Another nsp12 mutation, C15371T, substitutes the polar threonine with the hydrophobic methionine residue, which also leads to a change in the structure of nsp12. The paired cysteine residues near threonine promote cystine formation via cellular oxidation. Cysteine residues bound by disulfide bridges have significant enzymatic and catalytic activity, which plays a significant part in the folding and stabilization of the extracellular proteins in contact with a more hostile extracellular milieu.
This mutation, therefore, could disrupt the formation of such disulfide bridges and consequent enzymatic activity. The methionine side chain occupies significant space and disturbs the protein 3D structure and stability. Methionine will sequester within the protein due to its hydrophobicity, which reduces the reactivity of the neighboring cysteine residues as well. On the other hand, the location of the mutation, in a flexible loop region distant from the RdRP catalytic site, reduces the chances that the protein will undergo any significant structural change due to the mutation.
The same applies to the C17747T mutation, which substitutes proline into leucine in nsp13 (a helicase), at a distance from the functionally active site, and in a flexible loop region, reducing the chances of significant disruption of enzyme activity.

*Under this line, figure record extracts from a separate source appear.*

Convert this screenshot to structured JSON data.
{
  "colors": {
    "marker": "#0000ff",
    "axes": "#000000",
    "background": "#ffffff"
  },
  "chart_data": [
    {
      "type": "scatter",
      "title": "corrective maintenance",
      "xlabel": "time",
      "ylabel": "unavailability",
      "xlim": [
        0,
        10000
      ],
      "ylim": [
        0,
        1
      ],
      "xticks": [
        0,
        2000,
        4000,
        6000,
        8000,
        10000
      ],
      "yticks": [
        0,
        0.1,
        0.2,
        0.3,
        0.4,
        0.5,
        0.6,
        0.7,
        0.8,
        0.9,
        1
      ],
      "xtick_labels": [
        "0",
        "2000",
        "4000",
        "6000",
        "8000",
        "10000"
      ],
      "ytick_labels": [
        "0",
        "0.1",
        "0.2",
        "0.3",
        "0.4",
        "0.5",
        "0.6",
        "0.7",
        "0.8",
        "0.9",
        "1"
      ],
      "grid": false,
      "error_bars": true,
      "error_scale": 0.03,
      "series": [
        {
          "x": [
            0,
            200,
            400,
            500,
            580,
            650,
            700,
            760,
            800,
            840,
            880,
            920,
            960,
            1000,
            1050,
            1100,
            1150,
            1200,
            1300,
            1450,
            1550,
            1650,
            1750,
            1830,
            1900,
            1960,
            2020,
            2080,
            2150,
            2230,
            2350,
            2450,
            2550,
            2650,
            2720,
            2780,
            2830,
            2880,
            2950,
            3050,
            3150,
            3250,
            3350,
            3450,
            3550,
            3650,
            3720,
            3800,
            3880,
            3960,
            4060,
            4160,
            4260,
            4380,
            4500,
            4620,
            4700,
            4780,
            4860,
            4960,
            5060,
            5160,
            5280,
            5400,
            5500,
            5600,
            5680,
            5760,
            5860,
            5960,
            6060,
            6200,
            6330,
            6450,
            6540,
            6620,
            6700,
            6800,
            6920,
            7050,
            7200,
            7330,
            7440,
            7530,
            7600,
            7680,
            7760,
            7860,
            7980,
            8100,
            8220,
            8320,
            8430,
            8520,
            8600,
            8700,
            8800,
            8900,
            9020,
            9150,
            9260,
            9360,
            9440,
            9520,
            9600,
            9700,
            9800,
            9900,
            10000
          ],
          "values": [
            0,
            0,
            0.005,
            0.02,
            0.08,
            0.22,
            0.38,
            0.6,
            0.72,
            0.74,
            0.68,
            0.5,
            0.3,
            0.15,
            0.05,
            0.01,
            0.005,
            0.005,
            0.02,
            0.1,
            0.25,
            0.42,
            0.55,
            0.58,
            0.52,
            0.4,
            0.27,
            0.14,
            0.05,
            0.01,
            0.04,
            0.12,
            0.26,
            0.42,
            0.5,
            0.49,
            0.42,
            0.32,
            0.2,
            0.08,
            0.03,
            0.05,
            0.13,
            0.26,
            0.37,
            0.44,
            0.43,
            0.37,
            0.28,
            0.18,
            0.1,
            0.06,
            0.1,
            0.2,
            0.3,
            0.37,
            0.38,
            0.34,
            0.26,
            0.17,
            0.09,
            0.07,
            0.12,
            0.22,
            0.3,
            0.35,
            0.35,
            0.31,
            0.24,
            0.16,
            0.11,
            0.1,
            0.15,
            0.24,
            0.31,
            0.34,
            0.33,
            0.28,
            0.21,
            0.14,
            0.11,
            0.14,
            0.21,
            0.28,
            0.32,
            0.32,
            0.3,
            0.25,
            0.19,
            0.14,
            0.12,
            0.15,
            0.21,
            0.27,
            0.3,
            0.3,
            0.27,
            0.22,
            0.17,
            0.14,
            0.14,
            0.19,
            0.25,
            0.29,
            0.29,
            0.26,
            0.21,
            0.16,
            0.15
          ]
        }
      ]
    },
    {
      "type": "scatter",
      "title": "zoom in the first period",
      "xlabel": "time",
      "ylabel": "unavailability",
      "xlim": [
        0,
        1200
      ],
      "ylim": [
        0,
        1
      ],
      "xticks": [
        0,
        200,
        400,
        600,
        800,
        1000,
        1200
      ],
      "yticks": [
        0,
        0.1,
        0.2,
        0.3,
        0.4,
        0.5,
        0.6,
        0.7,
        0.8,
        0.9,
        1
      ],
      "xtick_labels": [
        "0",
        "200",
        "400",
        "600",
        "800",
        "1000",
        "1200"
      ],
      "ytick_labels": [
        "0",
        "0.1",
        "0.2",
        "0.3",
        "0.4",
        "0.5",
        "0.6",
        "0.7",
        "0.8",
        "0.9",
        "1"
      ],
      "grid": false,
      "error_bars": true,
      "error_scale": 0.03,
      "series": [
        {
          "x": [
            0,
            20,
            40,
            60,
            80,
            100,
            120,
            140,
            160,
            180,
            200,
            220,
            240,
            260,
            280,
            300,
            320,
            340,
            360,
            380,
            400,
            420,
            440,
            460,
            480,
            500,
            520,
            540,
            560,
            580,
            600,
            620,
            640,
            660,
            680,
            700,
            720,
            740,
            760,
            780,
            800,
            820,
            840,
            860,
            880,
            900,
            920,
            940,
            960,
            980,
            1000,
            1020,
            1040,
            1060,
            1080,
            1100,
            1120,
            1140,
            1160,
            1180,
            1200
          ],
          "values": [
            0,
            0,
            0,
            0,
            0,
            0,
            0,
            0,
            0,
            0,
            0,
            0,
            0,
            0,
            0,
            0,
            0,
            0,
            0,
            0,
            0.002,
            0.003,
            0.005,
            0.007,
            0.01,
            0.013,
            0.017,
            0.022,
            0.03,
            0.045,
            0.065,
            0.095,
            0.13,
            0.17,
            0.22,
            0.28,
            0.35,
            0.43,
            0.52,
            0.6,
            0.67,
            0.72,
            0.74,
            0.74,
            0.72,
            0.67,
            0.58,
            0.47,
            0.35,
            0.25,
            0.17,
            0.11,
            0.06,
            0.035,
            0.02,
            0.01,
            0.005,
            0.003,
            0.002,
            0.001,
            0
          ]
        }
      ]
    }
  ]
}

The A23403G is an aspartic acid to glycine substitution, causing an S protein mutation in the loop between two successive antiparallel beta-strands. The substitution by the flexible glycine could disrupt the strand structure of one of the four strands in the region. Since these strands take part in spike protein trimerization, required to bind the S protein to the ACE2 receptor, this might inhibit trimer formation, by reducing the binding affinity of these components.
Other mutations include G25563T (glutamine into histidine in the ORF3a protein), possibly converting it to a proteolytic cleavage site but perhaps leaving the corresponding viroporin function undisturbed.
Mutations that Affect Viral Replication and Virulence
The G28221T substitutes a stop codon for glutamic acid, so that the C-terminal of ORF8 is truncated by the deletion of a 36-nucleotide long segment. In essence, this corresponds to the cleaving off of the fourth beta-strand in this region, probably disrupting the function of the protein. Interestingly, earlier researchers reported the effect of a 29-nucleotide stretch in the SARS-CoV-1, which was the most apparent mutation in the early phase of its spread among humans.
Importantly, this 29-nucleotide deletion led to a 23-fold reduction in viral replication, indicating its attenuating effect on the virus. This may help explain why the Indian strains seem to be less virulent compared to others and may indicate that this strain should be studied for its potential in vaccine development.
Finally, the G28371T mutation substitutes serine into the hydrophobic residue isoleucine, in a region of the N protein distant from any functional domain and, therefore, unlikely to produce much effect on the structure of the protein. However, this is surrounded by a site for glycosylation, which is an essential post-translational modification of the protein that confers virulence. This mutation could, therefore, have a marked impact on viral protein glycosylation.
The study identifies some possible reasons for the loss of virulence in Indian strains and offers potential avenues for vaccine development.
*Important notice: bioRxiv publishes preliminary scientific reports that are not peer-reviewed and, therefore, should not be regarded as conclusive, guide clinical practice/health-related behavior, or treated as established information.